Hillary Clinton, and by extension the entire left of the American public, are very, very lucky that Donald Trump is the Republican nominee for president. It’s not just because Clinton’s approval numbers are historically low for all presidential candidates in recent (or distant) memory not named Trump, and it’s not just because a traditional Republican president has the potential to be economically disastrous in the current climate. It’s because without Trump’s incessant provocations—you’ve heard them all by now, each one more outrageous than the last, and if you’re getting bored, just wait a couple hours—the steady trickle of negative news attached to Clinton would bury her, along with the rest of the Democratic party.

The latest release of state department emails (this time by Judicial Watch, and not Russian hackers) shows that Huma Abedin, a top Clinton aide, helped coordinate a private meeting between then-Secretary Clinton and Crown Prince Salman of Bahrain, whose scholarship foundation gave more than $32 million to the Clinton Global Initiative as of 2010. The question, of course, is whether it’s appropriate for a foreign leader to essentially buy time with a sitting Secretary of State, and the answer, for anyone not desperate to protect Clinton’s name, is a definitive “no.”

Josh Schwerin, a Clinton spokesman, said this to Politico:

“Once again this right-wing organization that has been going after the Clintons since the 1990s is distorting facts to make utterly false attacks…No matter how this group tries to mischaracterize these documents, the fact remains that Hillary Clinton never took action as Secretary of State because of donations to the Clinton Foundation.”

Despite this denial-ish verbiage—do we really believe she would have met with some dude from Bahrain who hadn’t given her $32 million?—Clinton has said that she won’t accept foreign donations to the Foundation if elected president. Which begs the question of why she ever thought it was remotely a good idea as Secretary of State.

Nor were these the only meetings Clinton held with top donors; the New York Post helpfully lists far more.

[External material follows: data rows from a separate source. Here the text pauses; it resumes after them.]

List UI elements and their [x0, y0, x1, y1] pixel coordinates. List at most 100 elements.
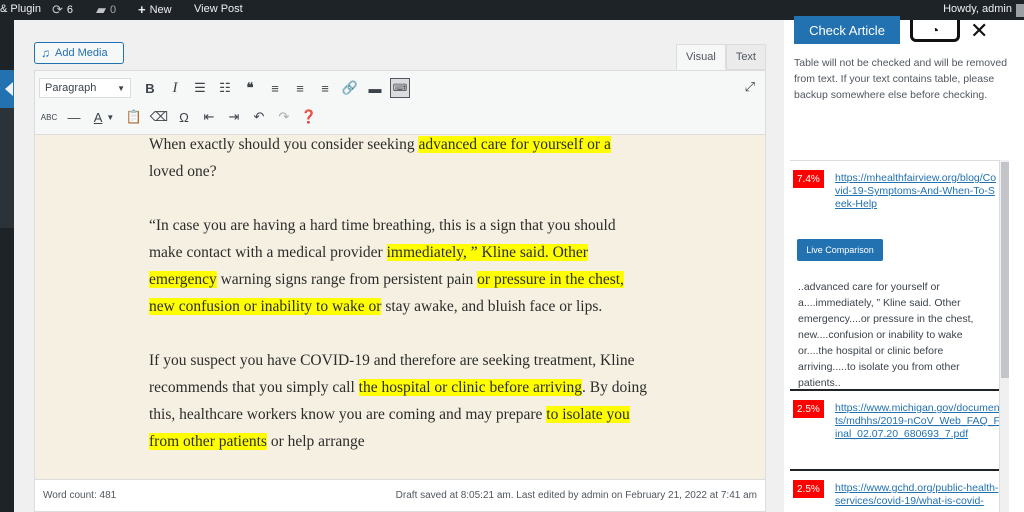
align-center-icon: ≡: [296, 80, 304, 96]
add-media-button[interactable]: ♫ Add Media: [34, 42, 124, 64]
align-left-icon: ≡: [271, 80, 279, 96]
redo-icon: ↷: [278, 109, 290, 124]
outdent-button[interactable]: ⇤: [199, 107, 219, 127]
plus-icon: +: [138, 2, 146, 17]
paste-text-button[interactable]: 📋: [124, 107, 144, 127]
content-paragraph: When exactly should you consider seeking…: [149, 135, 649, 185]
numbered-list-button[interactable]: ☷: [215, 78, 235, 98]
paragraph-text: loved one?: [149, 163, 217, 180]
text-color-button[interactable]: A ▼: [89, 107, 119, 127]
indent-button[interactable]: ⇥: [224, 107, 244, 127]
strikethrough-button[interactable]: ABC: [39, 107, 59, 127]
fullscreen-button[interactable]: ⤢: [745, 79, 755, 95]
avatar[interactable]: [1016, 4, 1024, 17]
align-right-button[interactable]: ≡: [315, 78, 335, 98]
match-percent: 2.5%: [793, 480, 824, 498]
chevron-down-icon: ▼: [106, 112, 115, 122]
updates-link[interactable]: ⟳ 6: [52, 3, 73, 16]
align-left-button[interactable]: ≡: [265, 78, 285, 98]
special-character-button[interactable]: Ω: [174, 107, 194, 127]
table-notice: Table will not be checked and will be re…: [794, 57, 1008, 101]
help-button[interactable]: ❓: [299, 107, 319, 127]
content-paragraph: If you suspect you have COVID-19 and the…: [149, 347, 649, 455]
indent-icon: ⇥: [228, 109, 240, 124]
new-label: New: [149, 3, 172, 16]
read-more-icon: ▬: [368, 80, 382, 96]
add-media-label: Add Media: [55, 47, 108, 59]
view-post-label: View Post: [194, 3, 243, 15]
omega-icon: Ω: [179, 109, 189, 125]
align-center-button[interactable]: ≡: [290, 78, 310, 98]
expand-icon: ⤢: [744, 79, 755, 94]
tab-text[interactable]: Text: [725, 44, 766, 70]
paragraph-text: or help arrange: [266, 433, 365, 450]
paragraph-text: stay awake, and bluish face or lips.: [381, 298, 603, 315]
clipboard-icon: 📋: [125, 109, 143, 124]
match-excerpt: ..advanced care for yourself or a....imm…: [798, 281, 974, 389]
bullet-list-button[interactable]: ☰: [190, 78, 210, 98]
admin-menu-submenu: [0, 108, 14, 228]
clear-formatting-button[interactable]: ⌫: [149, 107, 169, 127]
highlighted-match: the hospital or clinic before arriving: [358, 379, 583, 396]
comments-count: 0: [110, 3, 117, 16]
match-percent: 7.4%: [793, 170, 824, 188]
strikethrough-icon: ABC: [40, 112, 58, 122]
new-content-link[interactable]: + New: [138, 3, 172, 16]
read-more-button[interactable]: ▬: [365, 78, 385, 98]
post-content[interactable]: When exactly should you consider seeking…: [149, 135, 649, 479]
scrollbar-thumb[interactable]: [1001, 162, 1009, 378]
tools-icon: ✕: [970, 18, 989, 43]
site-name-label: & Plugin: [0, 3, 41, 15]
italic-icon: I: [172, 79, 178, 96]
post-editor: ♫ Add Media Visual Text Paragraph ▼ B I …: [34, 42, 766, 512]
word-count: Word count: 481: [43, 490, 117, 501]
editor-tabs: Visual Text: [676, 44, 766, 70]
view-post-link[interactable]: View Post: [194, 3, 243, 15]
align-right-icon: ≡: [321, 80, 329, 96]
highlighted-match: advanced care for yourself or a: [418, 136, 611, 153]
link-icon: 🔗: [341, 80, 359, 95]
outdent-icon: ⇤: [203, 109, 215, 124]
draft-status: Draft saved at 8:05:21 am. Last edited b…: [395, 490, 757, 501]
editor-box: Paragraph ▼ B I ☰ ☷ ❝ ≡ ≡ ≡ 🔗 ▬ ⌨ ABC — …: [34, 70, 766, 512]
editor-statusbar: Word count: 481 Draft saved at 8:05:21 a…: [35, 479, 765, 511]
result-url-link[interactable]: https://www.michigan.gov/documents/mdhhs…: [835, 402, 1000, 441]
toolbar-toggle-button[interactable]: ⌨: [390, 78, 410, 98]
numbered-list-icon: ☷: [219, 80, 231, 95]
paragraph-text: warning signs range from persistent pain: [216, 271, 478, 288]
comment-icon: ▰: [96, 2, 106, 17]
menu-pointer-icon: [5, 82, 13, 96]
paragraph-text: When exactly should you consider seeking: [149, 136, 419, 153]
format-select[interactable]: Paragraph ▼: [39, 78, 131, 98]
site-name-link[interactable]: & Plugin: [0, 3, 41, 15]
results-list: 7.4% https://mhealthfairview.org/blog/Co…: [790, 160, 1000, 512]
horizontal-line-button[interactable]: —: [64, 107, 84, 127]
redo-button[interactable]: ↷: [274, 107, 294, 127]
result-url-link[interactable]: https://mhealthfairview.org/blog/Covid-1…: [835, 172, 1000, 211]
gauge-icon: ◔: [910, 20, 960, 42]
plagiarism-checker-panel: Check Article ◔ ✕ Table will not be chec…: [784, 16, 1024, 512]
live-comparison-button[interactable]: Live Comparison: [797, 239, 883, 261]
chevron-down-icon: ▼: [117, 83, 125, 93]
undo-button[interactable]: ↶: [249, 107, 269, 127]
bold-button[interactable]: B: [140, 78, 160, 98]
editor-content-area[interactable]: When exactly should you consider seeking…: [35, 135, 765, 479]
bullet-list-icon: ☰: [194, 80, 206, 95]
tab-visual[interactable]: Visual: [676, 44, 726, 70]
check-article-button[interactable]: Check Article: [794, 16, 900, 44]
results-scrollbar[interactable]: [999, 160, 1009, 512]
match-percent: 2.5%: [793, 400, 824, 418]
text-color-icon: A: [93, 109, 103, 125]
admin-menu: [0, 20, 14, 512]
content-paragraph: “In case you are having a hard time brea…: [149, 212, 649, 320]
account-link[interactable]: Howdy, admin: [943, 3, 1012, 15]
format-select-value: Paragraph: [45, 82, 97, 94]
bold-icon: B: [145, 80, 155, 96]
keyboard-icon: ⌨: [392, 82, 408, 94]
undo-icon: ↶: [253, 109, 265, 124]
italic-button[interactable]: I: [165, 78, 185, 98]
result-url-link[interactable]: https://www.gchd.org/public-health-servi…: [835, 482, 1000, 508]
comments-link[interactable]: ▰ 0: [96, 3, 116, 16]
insert-link-button[interactable]: 🔗: [340, 78, 360, 98]
blockquote-button[interactable]: ❝: [240, 78, 260, 98]
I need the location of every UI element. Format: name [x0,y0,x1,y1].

Trump is making hay with the news, as you’d expect, calling the Clinton Foundation “the most corrupt enterprise in political history” and calling for a complete shutdown.

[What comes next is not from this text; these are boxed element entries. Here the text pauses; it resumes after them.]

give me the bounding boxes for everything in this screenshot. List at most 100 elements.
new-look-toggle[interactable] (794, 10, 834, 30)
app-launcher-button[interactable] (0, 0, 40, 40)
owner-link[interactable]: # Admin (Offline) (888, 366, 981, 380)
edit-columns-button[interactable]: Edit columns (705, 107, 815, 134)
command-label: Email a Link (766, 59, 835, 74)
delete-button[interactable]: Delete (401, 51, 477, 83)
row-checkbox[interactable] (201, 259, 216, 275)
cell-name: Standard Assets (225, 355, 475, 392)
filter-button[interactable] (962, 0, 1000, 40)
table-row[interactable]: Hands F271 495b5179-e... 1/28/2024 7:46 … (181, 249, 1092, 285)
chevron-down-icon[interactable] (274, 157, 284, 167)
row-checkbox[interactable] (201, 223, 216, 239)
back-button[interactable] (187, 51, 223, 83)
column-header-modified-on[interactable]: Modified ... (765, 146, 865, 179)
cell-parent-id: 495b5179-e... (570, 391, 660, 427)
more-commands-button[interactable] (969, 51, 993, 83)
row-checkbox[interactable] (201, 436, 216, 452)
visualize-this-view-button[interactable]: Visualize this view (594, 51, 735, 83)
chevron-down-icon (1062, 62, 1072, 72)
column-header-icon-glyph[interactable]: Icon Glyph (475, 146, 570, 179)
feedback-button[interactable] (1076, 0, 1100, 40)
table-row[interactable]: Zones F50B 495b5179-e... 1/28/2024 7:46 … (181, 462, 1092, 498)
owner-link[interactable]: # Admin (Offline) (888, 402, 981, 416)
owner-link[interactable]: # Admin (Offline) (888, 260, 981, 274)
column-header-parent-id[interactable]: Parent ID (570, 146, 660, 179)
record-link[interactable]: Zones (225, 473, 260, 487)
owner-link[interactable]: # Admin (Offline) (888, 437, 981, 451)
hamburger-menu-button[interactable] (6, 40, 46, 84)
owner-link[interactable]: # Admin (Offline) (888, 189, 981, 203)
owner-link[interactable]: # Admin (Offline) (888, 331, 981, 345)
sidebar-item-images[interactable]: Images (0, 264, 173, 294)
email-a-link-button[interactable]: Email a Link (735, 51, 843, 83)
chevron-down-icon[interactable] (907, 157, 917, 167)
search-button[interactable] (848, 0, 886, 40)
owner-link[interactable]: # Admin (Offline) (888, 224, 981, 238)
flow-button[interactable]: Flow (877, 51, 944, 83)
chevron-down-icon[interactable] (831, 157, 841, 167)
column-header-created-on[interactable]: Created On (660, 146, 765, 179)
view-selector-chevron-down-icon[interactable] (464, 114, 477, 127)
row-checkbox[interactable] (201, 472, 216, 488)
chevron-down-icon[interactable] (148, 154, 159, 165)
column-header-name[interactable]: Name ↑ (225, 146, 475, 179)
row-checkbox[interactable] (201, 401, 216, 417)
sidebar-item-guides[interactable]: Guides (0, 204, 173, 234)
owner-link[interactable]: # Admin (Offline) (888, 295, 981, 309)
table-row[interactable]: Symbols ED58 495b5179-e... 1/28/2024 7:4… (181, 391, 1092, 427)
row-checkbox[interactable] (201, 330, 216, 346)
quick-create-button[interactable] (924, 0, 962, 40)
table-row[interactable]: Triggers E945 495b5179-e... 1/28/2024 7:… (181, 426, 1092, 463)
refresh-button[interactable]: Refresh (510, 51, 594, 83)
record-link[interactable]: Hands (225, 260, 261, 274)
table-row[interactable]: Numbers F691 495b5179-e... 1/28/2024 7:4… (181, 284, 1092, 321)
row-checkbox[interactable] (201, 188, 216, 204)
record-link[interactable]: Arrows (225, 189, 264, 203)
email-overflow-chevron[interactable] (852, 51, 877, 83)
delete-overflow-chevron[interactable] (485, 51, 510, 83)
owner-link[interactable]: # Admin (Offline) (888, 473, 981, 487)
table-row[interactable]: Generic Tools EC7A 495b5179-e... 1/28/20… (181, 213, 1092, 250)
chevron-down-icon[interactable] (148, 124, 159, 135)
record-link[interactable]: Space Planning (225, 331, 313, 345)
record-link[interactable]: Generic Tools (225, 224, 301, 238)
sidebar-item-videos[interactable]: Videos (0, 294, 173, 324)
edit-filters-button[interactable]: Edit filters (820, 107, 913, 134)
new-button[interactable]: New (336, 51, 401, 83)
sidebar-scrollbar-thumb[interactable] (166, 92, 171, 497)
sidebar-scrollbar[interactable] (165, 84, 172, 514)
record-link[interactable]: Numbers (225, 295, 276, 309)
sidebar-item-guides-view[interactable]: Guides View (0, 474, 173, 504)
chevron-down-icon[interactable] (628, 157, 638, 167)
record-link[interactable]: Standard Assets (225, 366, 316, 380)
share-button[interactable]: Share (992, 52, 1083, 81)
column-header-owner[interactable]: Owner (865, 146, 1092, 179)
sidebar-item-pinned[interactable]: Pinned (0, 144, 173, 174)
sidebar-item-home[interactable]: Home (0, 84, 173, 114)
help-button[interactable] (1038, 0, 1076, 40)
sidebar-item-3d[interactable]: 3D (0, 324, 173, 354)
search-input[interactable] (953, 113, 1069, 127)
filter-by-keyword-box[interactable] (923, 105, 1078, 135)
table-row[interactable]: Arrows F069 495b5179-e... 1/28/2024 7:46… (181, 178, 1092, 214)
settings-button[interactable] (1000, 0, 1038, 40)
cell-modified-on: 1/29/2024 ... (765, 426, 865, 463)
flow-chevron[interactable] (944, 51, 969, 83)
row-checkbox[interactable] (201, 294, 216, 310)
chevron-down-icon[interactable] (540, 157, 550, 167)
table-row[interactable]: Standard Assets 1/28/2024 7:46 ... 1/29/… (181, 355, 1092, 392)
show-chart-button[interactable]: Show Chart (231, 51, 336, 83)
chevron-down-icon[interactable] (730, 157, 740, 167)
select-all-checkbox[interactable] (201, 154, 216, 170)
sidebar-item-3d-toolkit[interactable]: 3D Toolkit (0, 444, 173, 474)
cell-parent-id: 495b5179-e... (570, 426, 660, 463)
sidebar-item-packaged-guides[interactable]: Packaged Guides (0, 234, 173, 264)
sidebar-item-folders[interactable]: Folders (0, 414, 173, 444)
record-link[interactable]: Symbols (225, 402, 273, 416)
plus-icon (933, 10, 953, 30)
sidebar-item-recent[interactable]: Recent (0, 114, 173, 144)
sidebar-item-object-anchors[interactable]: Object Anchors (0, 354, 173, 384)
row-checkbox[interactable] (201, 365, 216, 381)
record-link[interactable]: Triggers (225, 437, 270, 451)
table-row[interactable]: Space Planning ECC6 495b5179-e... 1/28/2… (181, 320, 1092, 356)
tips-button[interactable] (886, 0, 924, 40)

The irony here is that Trump has made a blathering fool of himself so often, with such predictability, that even though he’s probably right on this issue, his demand carries no weight. He’s the boy who cried wolf, writ large. But imagine if someone less offensive on the surface, like Jeb Bush or John Kasich, made the same demand—it would look pretty bad. Arguably, Clinton would be in serious trouble in that kind of race.

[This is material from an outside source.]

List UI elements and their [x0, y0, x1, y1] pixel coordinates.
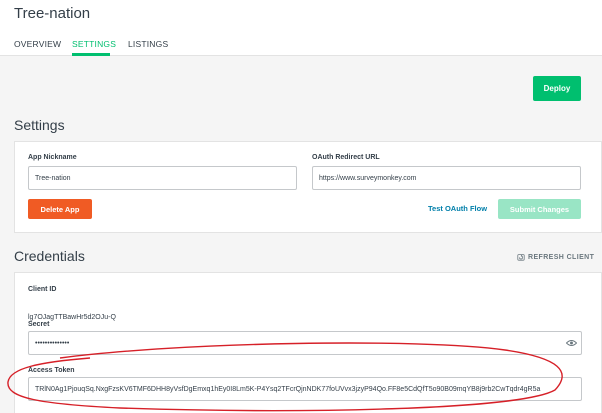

Even against Trump, it all looks pretty bad. There’s no answer to the question of when Clinton’s email leaks will stop, or how bad the eventual revelations will become. Perhaps the Russian hackers have a final trick up their sleeves ready for the immediate run-up to the election, or maybe we’ve seen the worst. But this headline from the Washington Post doesn’t bode well: “”FBI Uncovers 14,900 More Documents in Clinton Email Probe. Nor does the fact that the Clinton team keeps stalling on the release of the rest, attempting to delay until October even as a U.S. District Judge declined the request. The entire process has been about as transparent as a mud puddle.

Even after she was cleared by the FBI of wrongdoing, it still appears that the worse news is yet to come. This whole saga simultaneously feels like it’s roughly 1,000 years old, and just getting started.